Counselor Joe Buscano proposed such a move last year, but it never gained traction. The issue was revived earlier this year, in part due to the insistence of Los Angeles Unified School District Superintendent Alberto Carvalho, who said teachers, principals and parents expressed concern about homeless camps near campuses. is of.
“I’ve seen primary schools with conditions that none of us as parents would be acceptable to children. Individuals with mental illness, some of them completely unclothed, can’t hear children’s ears. I abuse,” Carvalho previously told the council.
He said he was concerned about the “trauma” and “long-term, short-term effects[and]effects on children’s psychological and cognitive development.”
Buscano, who sits on the Homeless and Poverty Committee, said last week that approving the amendment would “protect the most sacred places among us, our playgrounds and schools.”
“To me, the choice is clear, and based on where I’m coming from, you shouldn’t be surprised, as I called it about a year ago,” he said. “… let’s go over it and get it done and protect our students, our faculty and their parents.”
The committee approved the amendment on a 3-1 vote, which was opposed by Councilwoman Nitya Raman.
Raman, who also opposed the original anti-camp measure last year, said he did not believe the amendment would effectively advance the city’s fight against homelessness, noting the paucity of shelter beds people need to stay in those camps. can be evicted from those who will be targeted. law. He also pointed to the city’s “scarce” resources to address homelessness and enforce such regulations, and said that the committee and council needed to focus on a more comprehensive solution to the issue of homelessness as a whole.

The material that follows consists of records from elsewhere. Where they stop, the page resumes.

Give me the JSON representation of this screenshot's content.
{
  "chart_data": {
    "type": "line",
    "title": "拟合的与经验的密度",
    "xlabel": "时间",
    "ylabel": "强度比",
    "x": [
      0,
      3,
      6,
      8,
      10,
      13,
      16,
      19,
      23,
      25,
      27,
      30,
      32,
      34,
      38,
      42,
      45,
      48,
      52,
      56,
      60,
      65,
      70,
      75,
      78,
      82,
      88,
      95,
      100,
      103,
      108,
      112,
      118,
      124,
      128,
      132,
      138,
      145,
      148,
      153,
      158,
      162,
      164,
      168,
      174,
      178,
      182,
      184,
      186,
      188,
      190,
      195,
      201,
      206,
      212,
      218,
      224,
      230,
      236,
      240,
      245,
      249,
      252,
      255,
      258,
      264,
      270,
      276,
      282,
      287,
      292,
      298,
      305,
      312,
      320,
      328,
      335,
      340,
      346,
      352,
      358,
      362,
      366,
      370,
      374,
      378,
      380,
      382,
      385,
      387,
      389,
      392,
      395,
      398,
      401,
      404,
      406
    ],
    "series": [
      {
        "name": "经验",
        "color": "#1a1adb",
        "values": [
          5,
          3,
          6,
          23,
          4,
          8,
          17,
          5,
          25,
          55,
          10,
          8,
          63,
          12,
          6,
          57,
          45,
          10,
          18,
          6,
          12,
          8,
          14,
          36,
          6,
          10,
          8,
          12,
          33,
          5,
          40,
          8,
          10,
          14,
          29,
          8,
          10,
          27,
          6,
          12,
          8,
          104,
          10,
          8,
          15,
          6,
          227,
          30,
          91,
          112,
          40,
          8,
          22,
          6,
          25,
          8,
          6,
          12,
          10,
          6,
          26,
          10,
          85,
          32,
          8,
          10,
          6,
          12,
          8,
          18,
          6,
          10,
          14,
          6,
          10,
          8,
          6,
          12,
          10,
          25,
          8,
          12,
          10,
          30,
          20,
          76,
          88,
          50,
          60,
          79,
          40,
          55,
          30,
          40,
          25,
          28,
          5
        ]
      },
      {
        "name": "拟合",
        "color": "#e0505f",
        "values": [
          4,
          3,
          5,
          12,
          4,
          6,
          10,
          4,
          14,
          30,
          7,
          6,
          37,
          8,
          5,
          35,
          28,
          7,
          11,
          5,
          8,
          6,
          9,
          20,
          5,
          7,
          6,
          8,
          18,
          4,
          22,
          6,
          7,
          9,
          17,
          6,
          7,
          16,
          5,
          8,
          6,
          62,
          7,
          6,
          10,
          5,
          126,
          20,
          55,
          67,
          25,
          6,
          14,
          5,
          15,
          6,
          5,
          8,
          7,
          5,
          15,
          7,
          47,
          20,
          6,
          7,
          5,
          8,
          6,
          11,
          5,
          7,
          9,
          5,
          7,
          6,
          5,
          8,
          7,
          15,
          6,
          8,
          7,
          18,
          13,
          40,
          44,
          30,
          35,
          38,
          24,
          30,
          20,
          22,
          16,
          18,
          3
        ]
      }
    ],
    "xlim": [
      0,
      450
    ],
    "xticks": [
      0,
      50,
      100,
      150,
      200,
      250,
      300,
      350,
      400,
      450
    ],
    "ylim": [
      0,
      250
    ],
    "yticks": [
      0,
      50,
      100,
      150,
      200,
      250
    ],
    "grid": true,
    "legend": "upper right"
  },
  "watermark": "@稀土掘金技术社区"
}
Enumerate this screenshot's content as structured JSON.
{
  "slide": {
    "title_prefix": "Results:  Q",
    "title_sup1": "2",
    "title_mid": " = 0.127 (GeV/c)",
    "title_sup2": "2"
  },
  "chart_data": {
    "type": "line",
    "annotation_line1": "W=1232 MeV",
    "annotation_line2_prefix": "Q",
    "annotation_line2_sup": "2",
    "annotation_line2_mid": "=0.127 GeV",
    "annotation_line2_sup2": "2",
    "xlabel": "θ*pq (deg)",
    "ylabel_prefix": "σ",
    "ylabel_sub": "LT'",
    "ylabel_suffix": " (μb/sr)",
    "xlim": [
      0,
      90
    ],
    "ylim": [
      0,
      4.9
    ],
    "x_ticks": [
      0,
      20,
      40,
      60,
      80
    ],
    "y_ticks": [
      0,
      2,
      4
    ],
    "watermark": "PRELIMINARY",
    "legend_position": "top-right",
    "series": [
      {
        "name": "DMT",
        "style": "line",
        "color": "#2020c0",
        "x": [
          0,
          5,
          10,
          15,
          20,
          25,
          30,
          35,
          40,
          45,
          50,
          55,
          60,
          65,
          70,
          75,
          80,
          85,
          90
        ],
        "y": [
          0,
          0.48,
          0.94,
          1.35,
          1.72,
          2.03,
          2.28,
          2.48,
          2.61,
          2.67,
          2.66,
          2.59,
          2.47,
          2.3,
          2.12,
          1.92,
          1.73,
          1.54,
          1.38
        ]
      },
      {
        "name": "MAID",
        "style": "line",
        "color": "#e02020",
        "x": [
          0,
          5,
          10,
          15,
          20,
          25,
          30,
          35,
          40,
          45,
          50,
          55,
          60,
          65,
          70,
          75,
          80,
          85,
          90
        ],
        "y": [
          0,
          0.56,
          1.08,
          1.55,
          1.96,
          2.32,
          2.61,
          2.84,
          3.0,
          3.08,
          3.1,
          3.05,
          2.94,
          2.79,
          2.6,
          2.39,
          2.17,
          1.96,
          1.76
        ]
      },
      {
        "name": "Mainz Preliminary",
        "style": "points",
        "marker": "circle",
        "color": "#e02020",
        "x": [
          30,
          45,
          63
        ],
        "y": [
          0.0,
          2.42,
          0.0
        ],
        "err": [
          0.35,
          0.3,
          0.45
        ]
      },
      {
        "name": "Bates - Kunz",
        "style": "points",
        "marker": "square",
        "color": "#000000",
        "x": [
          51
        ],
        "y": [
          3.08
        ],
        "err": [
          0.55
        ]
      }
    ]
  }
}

Is.
The city ordinance already exists and prohibits cantonment and sleeping within it:
- Up to 500 feet of a designated overpass, underpass, freeway ramp, tunnel, bridge, pedestrian bridge, subway, wash or spreading ground, railroad track or where unsanitary or tent living is unhealthy, unsafe and incompatible with safe passage
- A facility up to 1,000 feet that has been opened after January 1, 2018, that provides shelter, safe sleep, secure parking, or a navigation center for individuals experiencing homelessness.
The ordinance allows the city to hold camps for longer than one year in areas deemed to be a continuing threat to public health or safety, for reasons including:
- Death or grievous bodily injury of any person at the place due to dangerous condition
- Repeated threats of serious or violent crimes or serious or violent crimes, including human trafficking
- fire everywhere
Those who contravene the ordinance shall face a contravention or citation, but “a person who knowingly opposes, delays or prevents a city employee from carrying out this section or who is an authorized The city employee knowingly refuses to comply after a request has been made to do so” could face high fines and misdemeanor charges according to the ordinance.